Bir de buna eşlik edercesine kediler.....var ya onlar...Ben de diyorum niye bura böle kötü kokuyo? Ve bulduk ta bu kokunun kaynağını!
Neye benziyor? evet o. daha sıcacıktı. biz burda sabahlama olayı için 1001 türlü kısıtlama ve kurallarla zar zor izin alıyoruz, kediler gayet istedikleri gibi sabahlıyolar. Kedilere bizden daha mı hak veriliyor? Sanki biz kedilerden daha güvenilmeziz gibi bi izlenim var. sayın yetkililer yapmayın, bakın kedilerin yaptığına, bi de bizim yaptığımıza bakın
Biz saygı suygu biliriz. Yau kediden nereye geldik ya...
Neyse ki bu kıyametlerin sonunda(aslında sadece biz bi kaç kişi için kıyametti diğerleri ööle çalışıyo) biz günün adamını Emin Onat yaptık.



sonuç
Şahsen sabahlama olayında saat 7den 8e kadar(partnerime 8de uyandırır mısın diye rica etmiştim)uyuyunca, sonraki gün bütün gün denge bozuldu benim. Artık ben de o mallanmış bir beyine sahibim. onun içi arkadaşlar çalışma, proje, teslim... eyvallah; ama kendinize de dikkat edin sonraki gün yalan olmasın. son olarak bazı fotoları sergilemek istiyorum, umarım benimle foto çeken arkadaşlar da yollarsa ne güzel. bişiler aklıma geldikçe yazarım belki:p

12 Ocak 2009 Pazartesi

Masa üzerinde nasıl uyunur? (resimli anlatım)

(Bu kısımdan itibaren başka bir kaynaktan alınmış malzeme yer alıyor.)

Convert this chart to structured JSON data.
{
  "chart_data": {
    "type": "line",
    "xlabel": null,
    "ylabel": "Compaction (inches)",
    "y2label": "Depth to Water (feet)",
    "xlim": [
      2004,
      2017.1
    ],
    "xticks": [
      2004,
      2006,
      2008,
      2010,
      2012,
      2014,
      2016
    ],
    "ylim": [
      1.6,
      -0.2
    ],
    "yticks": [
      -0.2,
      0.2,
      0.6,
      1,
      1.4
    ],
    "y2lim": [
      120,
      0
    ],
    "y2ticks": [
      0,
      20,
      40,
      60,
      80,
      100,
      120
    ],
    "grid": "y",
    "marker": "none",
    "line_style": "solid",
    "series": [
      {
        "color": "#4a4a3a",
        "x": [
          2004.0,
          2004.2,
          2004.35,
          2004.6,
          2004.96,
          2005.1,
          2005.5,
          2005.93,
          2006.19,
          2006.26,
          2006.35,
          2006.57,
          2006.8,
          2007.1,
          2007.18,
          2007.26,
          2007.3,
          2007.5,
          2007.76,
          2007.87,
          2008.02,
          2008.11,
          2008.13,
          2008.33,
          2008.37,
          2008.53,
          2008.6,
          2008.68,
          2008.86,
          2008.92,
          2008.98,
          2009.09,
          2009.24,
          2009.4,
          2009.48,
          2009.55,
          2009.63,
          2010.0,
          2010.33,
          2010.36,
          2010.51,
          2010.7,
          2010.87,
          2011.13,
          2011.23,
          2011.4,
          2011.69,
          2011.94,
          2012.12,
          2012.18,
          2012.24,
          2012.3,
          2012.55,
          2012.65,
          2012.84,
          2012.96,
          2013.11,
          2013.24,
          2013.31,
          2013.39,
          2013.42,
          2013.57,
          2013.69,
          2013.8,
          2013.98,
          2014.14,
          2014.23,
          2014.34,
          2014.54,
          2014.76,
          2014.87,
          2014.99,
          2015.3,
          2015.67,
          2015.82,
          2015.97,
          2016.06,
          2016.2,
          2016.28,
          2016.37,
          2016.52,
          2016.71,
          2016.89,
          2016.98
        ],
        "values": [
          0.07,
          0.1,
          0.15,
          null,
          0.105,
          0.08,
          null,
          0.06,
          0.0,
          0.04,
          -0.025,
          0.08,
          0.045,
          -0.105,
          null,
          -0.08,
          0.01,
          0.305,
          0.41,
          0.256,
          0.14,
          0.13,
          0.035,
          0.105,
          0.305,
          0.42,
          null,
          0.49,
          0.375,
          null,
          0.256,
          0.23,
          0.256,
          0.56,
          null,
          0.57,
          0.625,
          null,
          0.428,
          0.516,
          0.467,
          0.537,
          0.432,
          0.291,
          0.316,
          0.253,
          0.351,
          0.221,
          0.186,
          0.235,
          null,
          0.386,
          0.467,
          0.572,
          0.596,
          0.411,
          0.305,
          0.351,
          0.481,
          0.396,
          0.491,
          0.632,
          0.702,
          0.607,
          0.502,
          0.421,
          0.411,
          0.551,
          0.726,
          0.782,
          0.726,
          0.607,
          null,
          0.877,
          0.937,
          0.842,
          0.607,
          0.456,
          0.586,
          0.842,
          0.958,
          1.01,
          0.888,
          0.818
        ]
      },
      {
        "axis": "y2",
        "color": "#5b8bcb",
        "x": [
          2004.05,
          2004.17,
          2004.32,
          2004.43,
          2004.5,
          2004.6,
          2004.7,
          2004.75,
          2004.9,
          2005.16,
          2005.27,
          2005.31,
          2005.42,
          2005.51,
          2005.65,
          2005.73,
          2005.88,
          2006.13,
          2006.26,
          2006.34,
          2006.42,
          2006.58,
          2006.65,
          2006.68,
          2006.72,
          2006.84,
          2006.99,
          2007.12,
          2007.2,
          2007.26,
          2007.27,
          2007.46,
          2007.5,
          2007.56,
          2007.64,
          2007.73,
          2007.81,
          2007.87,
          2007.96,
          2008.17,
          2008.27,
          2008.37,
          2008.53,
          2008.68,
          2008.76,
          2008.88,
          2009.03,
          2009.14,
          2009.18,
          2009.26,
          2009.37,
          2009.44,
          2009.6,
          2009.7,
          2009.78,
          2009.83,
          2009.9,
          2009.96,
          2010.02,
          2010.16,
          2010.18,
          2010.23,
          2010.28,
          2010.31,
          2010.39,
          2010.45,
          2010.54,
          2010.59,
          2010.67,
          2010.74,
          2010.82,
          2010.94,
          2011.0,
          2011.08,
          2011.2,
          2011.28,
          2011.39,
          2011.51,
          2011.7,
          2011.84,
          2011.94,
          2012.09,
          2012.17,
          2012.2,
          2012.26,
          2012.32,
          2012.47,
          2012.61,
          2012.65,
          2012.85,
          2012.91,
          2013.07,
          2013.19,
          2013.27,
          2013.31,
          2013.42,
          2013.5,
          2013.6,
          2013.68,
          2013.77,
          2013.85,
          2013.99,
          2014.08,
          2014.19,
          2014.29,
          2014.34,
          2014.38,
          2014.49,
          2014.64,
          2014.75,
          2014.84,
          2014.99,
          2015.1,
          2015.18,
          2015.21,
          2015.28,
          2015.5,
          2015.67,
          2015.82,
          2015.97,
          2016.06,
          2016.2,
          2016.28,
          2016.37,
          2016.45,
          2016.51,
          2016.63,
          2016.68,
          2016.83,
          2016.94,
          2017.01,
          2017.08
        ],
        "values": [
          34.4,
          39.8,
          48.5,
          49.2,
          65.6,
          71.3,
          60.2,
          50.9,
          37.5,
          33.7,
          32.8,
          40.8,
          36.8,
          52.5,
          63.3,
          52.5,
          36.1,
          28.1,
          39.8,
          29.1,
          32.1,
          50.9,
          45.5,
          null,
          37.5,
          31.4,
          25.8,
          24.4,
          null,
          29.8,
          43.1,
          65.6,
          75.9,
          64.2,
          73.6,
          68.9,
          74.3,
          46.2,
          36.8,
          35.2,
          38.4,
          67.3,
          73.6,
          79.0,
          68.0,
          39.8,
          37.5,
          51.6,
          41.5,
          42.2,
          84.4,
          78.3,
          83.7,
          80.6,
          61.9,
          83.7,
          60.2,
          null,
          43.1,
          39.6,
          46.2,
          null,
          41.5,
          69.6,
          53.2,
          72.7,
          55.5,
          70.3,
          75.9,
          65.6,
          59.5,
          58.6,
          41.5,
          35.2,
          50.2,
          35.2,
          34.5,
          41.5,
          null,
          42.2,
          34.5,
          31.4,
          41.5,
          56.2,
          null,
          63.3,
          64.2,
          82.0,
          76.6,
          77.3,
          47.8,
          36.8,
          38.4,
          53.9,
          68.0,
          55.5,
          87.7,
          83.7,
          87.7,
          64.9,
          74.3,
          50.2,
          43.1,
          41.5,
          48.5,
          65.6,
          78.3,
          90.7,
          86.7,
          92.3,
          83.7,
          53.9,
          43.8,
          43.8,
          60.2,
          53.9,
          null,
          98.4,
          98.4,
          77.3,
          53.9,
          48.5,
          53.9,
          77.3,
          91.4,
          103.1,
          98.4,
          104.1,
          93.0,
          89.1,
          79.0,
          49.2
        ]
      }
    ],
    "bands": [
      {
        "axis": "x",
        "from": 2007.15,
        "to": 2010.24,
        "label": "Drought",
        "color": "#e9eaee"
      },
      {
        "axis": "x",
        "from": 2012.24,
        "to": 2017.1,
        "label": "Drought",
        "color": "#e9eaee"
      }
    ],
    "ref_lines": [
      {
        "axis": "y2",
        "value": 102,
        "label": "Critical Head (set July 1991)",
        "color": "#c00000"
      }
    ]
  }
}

Evet. Gelelim şimdiye kadar kimsenin değinmediği en önemli konuya. Sabahlıyoruz evet, ama biraz da uyumak lazım arada... Peki nasıl? Çöldeki kutup ayısı tecrübelerini sizinle paylaşıyor. Buyrun efendim.

1) Öncelikle uyunacak yer seçimi.
Huzurlu bir uyku uyumak için bu şart. Fotoğrafımız geliyor hemen:

Fotoğrafta da açıkça görüldüğü gibi rahat bir uyku için etraftaki ses kaynaklarından olabildiğince uzakta olmak gerek. Bu kaynaklar da genellikle uyuyan diğer insanlar olur. Feci horlar bunlar, öyle böyle değil. Allah muhafaza yakınlarında olsanız uyumanıza imkan yok. O yüzden burayı iyi çalışın.

2) Uyku Pozisyonu
İkinci koşulumuz doğru pozisyonda uyumak. Bu koşulu sağlamadığınız zaman ya uyuyamazsınız, ya da uyandığınız ana lanet edersiniz. Bel mel kalmaz. Aman diyelim. Görsel geliyor:

1 numarada gördüğümüz gibi kafayı doğru açıda tutmak gerek. Kafatasının arka kısmındaki çıkıntı (herkeste var mı bilmiyorum ama bende var ondan) masayla doğrudan temas etmemeli. Canınız yanar yoksa.
2 numaraya geldiğimizde, bel-kalça kombinasyonunu görüyoruz. Açılı yatılmalı ki kuyruk sokumu ve omurilik bir tarafımıza batmasın. Kötü oluyor oda. Olanlar oldu oradan biliyorum.
3 numara ise genelde ihmal edilen ancak edilmemesi gereken ayrı bir konu. Bileklere dikkat (bkz: ronaldinho). Ayaklar düz uzatıldığı takdirde bilek ile kaval kemiğinin birleştiği yerdeki kemik (adını bilemedim) batıyor. Acıyor biraz.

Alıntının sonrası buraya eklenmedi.